In order to make possible the continued consumption, at ever-increasing rates, of gasoline to fuel our cars, and, more important, to enrich themselves, other energy companies are now beginning to exploit shale oil, which involves various environmentally harmful processes .
There are no significant market penalties to deter environmental abuse. In some cases, where individuals can show that they were directly harmed by operations of an identifiable individual or corporation, civil law suits can be used to punish the offender. But such cases are rare. E.g., while there is often clear statistical evidence that some number of people hundreds of miles downwind of an oil refinery are experiencing illness due to emissions from the plant, it is not possible to prove that any specific individual was harmed. The only remedy is governmental action, usually via the Environmental Protection Agency (EPA).

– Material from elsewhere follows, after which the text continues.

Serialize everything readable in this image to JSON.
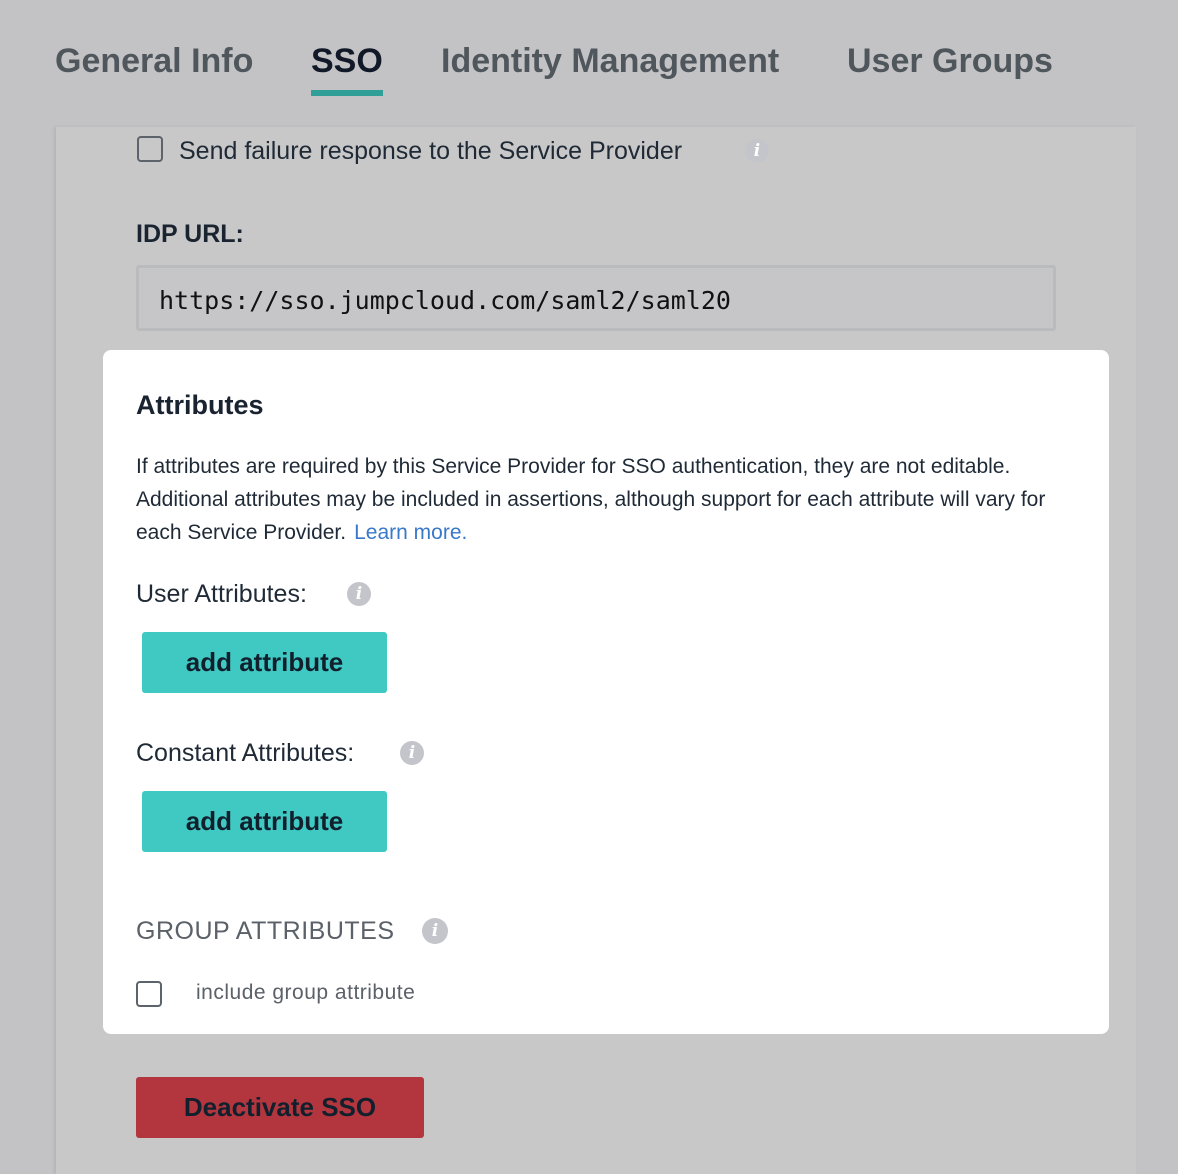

It might be argued that, since our way of life is heavily dependent on the availability of low cost energy, the companies supplying that energy are meeting an important societal need, and we should be willing to accept the cost, which necessarily includes some detrimental effects on health and the environment. Even if that argument were valid, it would still be important to minimize harm to humans and the environment. E.g., coal could be mined under conditions that did not require miners to breath air contaminated by coal dust, and emissions from coal burning power plants could be filtered to virtually eliminate sulfur compounds. But such measures would detract from profits. They are implemented only to the limited extent mandated by weak laws and regulations that are under continuous assault by supporters of corporate interests.